We are operating Cassandra in an environment where occasionally the host machine running Cassandra is unpowered without a proper shutdown. We are ok about losing data, but our problem is that in rare situations Cassadra is not able to start up after an unclean shutdown. Startup then fails due to a Commit log corruption:
ERROR [main] 2024-05-02 12:39:13,834 JVMStabilityInspector.java:196 - Exiting due to error while processing commit log during initialization. org.apache.cassandra.db.commitlog.CommitLogReadHandler$CommitLogReadException: Mutation checksum failure at 2378 in Next section at 2016 in CommitLog-7-1714580480939.log at org.apache.cassandra.db.commitlog.CommitLogReader.readSection(CommitLogReader.java:387) at org.apache.cassandra.db.commitlog.CommitLogReader.readCommitLogSegment(CommitLogReader.java:244) at org.apache.cassandra.db.commitlog.CommitLogReader.readCommitLogSegment(CommitLogReader.java:147) at org.apache.cassandra.db.commitlog.CommitLogReplayer.replayFiles(CommitLogReplayer.java:191) at org.apache.cassandra.db.commitlog.CommitLog.recoverFiles(CommitLog.java:223) at org.apache.cassandra.db.commitlog.CommitLog.recoverSegmentsOnDisk(CommitLog.java:204) at org.apache.cassandra.service.CassandraDaemon.setup(CassandraDaemon.java:353) at org.apache.cassandra.service.CassandraDaemon.activate(CassandraDaemon.java:744) at org.apache.cassandra.service.CassandraDaemon.main(CassandraDaemon.java:878) We found out about the option "cassandra.commitlog.ignorereplayerrors", which seems to affect the error handling when the Commit log is processed. Some questions about this setting:
- Is it safe to enable this setting, if losing data written to Cassandra is acceptable?

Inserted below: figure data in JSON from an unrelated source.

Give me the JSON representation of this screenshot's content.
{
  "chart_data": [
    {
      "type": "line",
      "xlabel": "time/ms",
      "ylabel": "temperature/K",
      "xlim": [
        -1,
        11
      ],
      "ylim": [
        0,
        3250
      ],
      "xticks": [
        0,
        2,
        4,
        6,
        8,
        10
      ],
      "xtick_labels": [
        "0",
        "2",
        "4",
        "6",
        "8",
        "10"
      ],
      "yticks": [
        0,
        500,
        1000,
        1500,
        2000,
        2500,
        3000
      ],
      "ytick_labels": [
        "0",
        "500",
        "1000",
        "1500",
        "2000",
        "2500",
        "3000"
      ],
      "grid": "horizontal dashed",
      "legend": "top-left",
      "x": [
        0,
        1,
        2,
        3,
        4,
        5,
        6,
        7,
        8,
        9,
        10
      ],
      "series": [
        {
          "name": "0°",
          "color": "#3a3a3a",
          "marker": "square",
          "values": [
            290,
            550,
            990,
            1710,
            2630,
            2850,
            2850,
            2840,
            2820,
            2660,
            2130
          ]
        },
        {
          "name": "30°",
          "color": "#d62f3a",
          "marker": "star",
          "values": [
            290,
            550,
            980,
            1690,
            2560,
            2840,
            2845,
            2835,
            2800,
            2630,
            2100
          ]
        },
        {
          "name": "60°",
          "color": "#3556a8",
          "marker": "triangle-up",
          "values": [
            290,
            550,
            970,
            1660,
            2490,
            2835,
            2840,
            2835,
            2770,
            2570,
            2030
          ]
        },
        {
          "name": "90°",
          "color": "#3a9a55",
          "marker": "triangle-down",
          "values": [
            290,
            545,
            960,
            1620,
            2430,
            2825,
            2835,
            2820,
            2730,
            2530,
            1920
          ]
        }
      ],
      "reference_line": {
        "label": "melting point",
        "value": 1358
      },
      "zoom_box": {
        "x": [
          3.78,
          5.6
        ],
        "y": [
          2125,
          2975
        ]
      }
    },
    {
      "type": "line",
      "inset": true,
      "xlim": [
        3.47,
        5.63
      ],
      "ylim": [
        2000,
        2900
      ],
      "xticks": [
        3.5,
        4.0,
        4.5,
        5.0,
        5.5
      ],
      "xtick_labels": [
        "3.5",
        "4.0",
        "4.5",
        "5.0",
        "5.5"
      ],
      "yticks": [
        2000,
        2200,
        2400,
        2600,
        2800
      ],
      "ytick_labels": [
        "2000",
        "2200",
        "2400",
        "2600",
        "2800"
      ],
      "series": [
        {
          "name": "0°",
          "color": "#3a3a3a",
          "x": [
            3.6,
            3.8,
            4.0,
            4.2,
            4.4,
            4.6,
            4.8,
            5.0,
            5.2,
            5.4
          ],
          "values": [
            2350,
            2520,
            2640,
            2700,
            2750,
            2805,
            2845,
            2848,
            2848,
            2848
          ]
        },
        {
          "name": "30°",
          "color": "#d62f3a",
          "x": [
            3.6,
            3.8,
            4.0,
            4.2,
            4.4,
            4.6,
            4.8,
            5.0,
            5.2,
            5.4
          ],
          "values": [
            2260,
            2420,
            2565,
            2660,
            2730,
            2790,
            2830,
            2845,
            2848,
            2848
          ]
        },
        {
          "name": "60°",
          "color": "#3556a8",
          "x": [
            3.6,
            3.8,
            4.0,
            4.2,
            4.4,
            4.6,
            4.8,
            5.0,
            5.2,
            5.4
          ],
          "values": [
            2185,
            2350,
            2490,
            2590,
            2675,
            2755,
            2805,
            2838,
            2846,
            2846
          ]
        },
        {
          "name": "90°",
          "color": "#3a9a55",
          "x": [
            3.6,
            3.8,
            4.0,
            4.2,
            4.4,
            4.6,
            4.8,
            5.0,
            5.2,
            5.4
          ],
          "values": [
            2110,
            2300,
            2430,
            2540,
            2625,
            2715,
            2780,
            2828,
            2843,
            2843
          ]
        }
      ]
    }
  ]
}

- Are all Commit log corruptions ignored when enabling this setting or can it still happen that Cassandra is not able to start? Note that our key requirement is that Cassandra is able to start up after a power outage without manual intervention.
- Should "nodetool repair" be executed after Commit log corruptions have occurred?
Update to question, Oct 10, 2024:
We have enabled the "ignorereplayerrors" option and after a while we still ran into a situation where Cassandra was not able to start due to a Commit Log error.
This time the following error occurred at startup:
ERROR [main] 2024-10-21 09:18:28,276 CommitLogReplayer.java:494 - Ignoring commit log replay error org.apache.cassandra.db.commitlog.CommitLogReadHandler$CommitLogReadException: Encountered bad header at position 606236 of commit log /opt/cassandra/data/commitlog/CommitLog-7-1729338769682.log, with invalid CRC. The end of segment marker should be zero. We did some research and found the option "cassandra.commitlog.allow_ignore_sync_crc", which seems to affect the behavior in this case. After enabling this option, Cassandra was able to start.
Is it safe to enable this option, if data loss is acceptable?
Furthermore, we are wondering if there are still corruptions left, where Cassandra will not be able to start. Therefore, we are thinking about adding a startup check to our application, which is able to detect when Cassandra is stuck, check the system.log for defective Commit Log files and then delete those files automatically. Is this a reasonable strategy? Note that we cannot burden the users of our product to fix the database themselves by manually deleting corrupted Commit Log files.